Source: GitHub Security Advisories REST fallback, updated 2026-05-20.

This advisory is durable because it is a supply-chain parser boundary issue in a default Python package installer. A malicious or confusing source distribution can be both a concatenated tar archive and a ZIP archive; affected pip versions chose ZIP handling regardless of filename or archive ambiguity, which could make reviewers, mirrors, or policy gates reason about one archive view while installation used another.

What changed

  • pip archive interpretation conflictGHSA-58qw-9mgm-455v / CVE-2026-3219: pip versions <= 26.0.1 handled archives that identified as both tar and ZIP as ZIP files, even when the filename or expected package format suggested tar handling. pip 26.1 only proceeds when an archive identifies uniquely as ZIP or tar.

Operator triage

  1. Upgrade developer workstations, CI images, build runners, and internal packaging jobs to pip >= 26.1; do not rely only on application lockfiles, because the vulnerable component is the installer used before dependency resolution completes.
  2. Rebuild golden Python base images and cached virtualenv/bootstrap layers that pin or vendor old pip. Check python -m pip --version inside the same container or runner path that executes installs.
  3. Treat locally mirrored source distributions and one-off file installs as higher risk than normal index installs: re-fetch from canonical indexes when possible, verify hashes, and reject archives whose magic bytes or structure do not match the declared type.
  4. For sensitive builds, prefer hash-pinned requirements, wheels from a controlled build pipeline, and provenance checks that inspect the exact bytes given to the installer.

Replayable validation boundaries

  • Installer version gate: run python -m pip --version in every CI/build image; expected result is 26.1 or newer before any package installation step.
  • Polyglot archive rejection: stage a benign tar/ZIP polyglot package in a test index or local file install path; expected result with patched pip is refusal because the archive type is ambiguous.
  • Mirror integrity check: compare file extension, MIME/type detection, archive magic, and hash for packages served by internal mirrors; expected result is one canonical type and a pinned digest that matches upstream.
  • Build log review: confirm package installs log the expected artifact URL/hash and that no fallback path silently switches from wheel to source archive without policy approval.

Durable controls

  • Treat package archives as parser inputs with canonicalization requirements, not just compressed blobs.

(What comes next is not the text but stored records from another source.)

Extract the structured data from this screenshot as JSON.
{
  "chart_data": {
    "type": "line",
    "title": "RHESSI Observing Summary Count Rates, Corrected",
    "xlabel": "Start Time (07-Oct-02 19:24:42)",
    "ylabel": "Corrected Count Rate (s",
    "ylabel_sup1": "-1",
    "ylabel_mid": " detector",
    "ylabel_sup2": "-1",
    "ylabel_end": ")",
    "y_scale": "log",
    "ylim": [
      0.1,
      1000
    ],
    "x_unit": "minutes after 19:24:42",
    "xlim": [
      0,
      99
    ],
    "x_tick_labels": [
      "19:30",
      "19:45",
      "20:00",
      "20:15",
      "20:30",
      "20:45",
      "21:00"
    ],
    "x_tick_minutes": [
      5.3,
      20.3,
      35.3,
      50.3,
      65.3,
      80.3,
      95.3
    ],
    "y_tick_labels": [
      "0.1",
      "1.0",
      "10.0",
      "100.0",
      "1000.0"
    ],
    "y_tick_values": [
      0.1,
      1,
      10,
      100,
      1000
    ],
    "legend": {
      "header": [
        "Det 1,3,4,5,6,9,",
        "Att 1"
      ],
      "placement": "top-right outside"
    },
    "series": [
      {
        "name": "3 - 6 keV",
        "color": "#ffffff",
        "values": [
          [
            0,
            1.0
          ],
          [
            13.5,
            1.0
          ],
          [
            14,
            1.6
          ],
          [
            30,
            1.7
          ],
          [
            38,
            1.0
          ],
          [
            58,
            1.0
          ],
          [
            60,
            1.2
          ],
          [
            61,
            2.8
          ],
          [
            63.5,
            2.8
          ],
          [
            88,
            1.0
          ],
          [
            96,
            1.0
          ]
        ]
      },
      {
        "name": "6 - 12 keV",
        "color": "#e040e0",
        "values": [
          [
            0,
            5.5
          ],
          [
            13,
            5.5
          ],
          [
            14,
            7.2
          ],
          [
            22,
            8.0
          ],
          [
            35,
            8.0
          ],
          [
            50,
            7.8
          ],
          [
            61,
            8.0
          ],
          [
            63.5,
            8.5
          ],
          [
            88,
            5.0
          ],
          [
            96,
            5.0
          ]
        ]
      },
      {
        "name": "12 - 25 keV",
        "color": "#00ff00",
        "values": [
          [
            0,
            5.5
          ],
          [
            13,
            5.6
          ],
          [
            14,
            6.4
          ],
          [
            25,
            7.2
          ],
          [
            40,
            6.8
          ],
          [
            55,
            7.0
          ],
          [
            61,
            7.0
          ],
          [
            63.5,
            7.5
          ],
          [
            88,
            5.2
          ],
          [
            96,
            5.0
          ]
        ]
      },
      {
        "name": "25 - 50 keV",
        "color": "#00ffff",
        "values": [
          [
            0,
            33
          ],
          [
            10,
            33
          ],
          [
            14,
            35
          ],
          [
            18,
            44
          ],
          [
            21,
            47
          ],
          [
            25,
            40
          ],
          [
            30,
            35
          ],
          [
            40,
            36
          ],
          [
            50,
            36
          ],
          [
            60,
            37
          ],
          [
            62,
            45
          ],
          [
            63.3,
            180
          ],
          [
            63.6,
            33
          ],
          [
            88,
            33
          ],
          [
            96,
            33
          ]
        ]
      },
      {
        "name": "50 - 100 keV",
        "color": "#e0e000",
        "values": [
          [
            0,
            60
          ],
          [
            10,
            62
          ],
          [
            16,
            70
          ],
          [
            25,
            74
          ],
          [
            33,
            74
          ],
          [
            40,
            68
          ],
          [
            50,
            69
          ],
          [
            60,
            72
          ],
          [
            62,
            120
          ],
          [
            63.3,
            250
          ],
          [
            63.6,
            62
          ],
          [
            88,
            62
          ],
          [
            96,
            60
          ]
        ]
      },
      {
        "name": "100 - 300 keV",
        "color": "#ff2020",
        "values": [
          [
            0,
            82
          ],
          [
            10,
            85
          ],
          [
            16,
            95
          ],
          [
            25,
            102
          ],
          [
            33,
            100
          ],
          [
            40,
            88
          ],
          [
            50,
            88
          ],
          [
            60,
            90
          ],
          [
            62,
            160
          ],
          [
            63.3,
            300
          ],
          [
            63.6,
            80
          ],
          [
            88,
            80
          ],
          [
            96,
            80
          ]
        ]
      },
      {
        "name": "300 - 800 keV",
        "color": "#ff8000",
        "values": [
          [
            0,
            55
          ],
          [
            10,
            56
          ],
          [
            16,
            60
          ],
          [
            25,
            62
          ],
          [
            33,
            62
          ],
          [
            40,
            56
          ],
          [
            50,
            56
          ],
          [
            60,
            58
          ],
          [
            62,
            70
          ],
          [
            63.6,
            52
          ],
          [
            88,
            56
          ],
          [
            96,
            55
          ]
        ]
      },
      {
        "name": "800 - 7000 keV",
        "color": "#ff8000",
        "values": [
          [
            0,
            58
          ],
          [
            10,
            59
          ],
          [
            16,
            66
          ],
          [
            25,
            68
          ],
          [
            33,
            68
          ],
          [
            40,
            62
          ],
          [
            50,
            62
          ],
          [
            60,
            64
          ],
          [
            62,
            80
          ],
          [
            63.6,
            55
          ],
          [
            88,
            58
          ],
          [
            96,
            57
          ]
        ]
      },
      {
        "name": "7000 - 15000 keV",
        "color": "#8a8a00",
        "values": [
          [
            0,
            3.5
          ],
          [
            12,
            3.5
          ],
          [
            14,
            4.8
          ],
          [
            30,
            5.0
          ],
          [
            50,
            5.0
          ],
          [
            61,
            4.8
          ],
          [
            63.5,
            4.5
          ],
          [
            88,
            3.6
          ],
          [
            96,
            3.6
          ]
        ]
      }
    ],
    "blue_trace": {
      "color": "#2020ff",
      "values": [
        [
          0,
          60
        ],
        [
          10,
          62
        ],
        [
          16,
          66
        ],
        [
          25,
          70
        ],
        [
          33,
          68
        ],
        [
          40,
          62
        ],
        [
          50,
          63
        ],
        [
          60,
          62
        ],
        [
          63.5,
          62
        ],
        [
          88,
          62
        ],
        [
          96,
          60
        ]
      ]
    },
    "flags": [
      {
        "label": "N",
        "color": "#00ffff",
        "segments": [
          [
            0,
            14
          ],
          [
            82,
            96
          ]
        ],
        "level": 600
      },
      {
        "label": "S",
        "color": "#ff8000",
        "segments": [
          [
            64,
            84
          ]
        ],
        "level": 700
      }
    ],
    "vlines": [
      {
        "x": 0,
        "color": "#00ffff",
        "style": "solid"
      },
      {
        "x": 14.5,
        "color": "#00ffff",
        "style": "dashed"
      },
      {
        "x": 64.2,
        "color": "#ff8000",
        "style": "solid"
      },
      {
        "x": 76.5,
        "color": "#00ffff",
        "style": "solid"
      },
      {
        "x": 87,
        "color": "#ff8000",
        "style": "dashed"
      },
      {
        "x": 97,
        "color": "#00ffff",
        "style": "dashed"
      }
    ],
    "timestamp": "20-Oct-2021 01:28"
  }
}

Security checks and installers must agree on the archive view.
  • Pin installer/toolchain versions in CI the same way application dependencies are pinned; bootstrap tooling is part of the trusted computing base.
  • Prefer wheel promotion pipelines for production builds, with source distributions rebuilt in controlled environments rather than installed directly from untrusted locations.
  • Add archive-type ambiguity checks to artifact admission, especially for internal indexes, vendor drops, and emergency dependency overrides.
  • Keep supply-chain review focused on the exact artifact bytes consumed by the build, not only the package name/version metadata.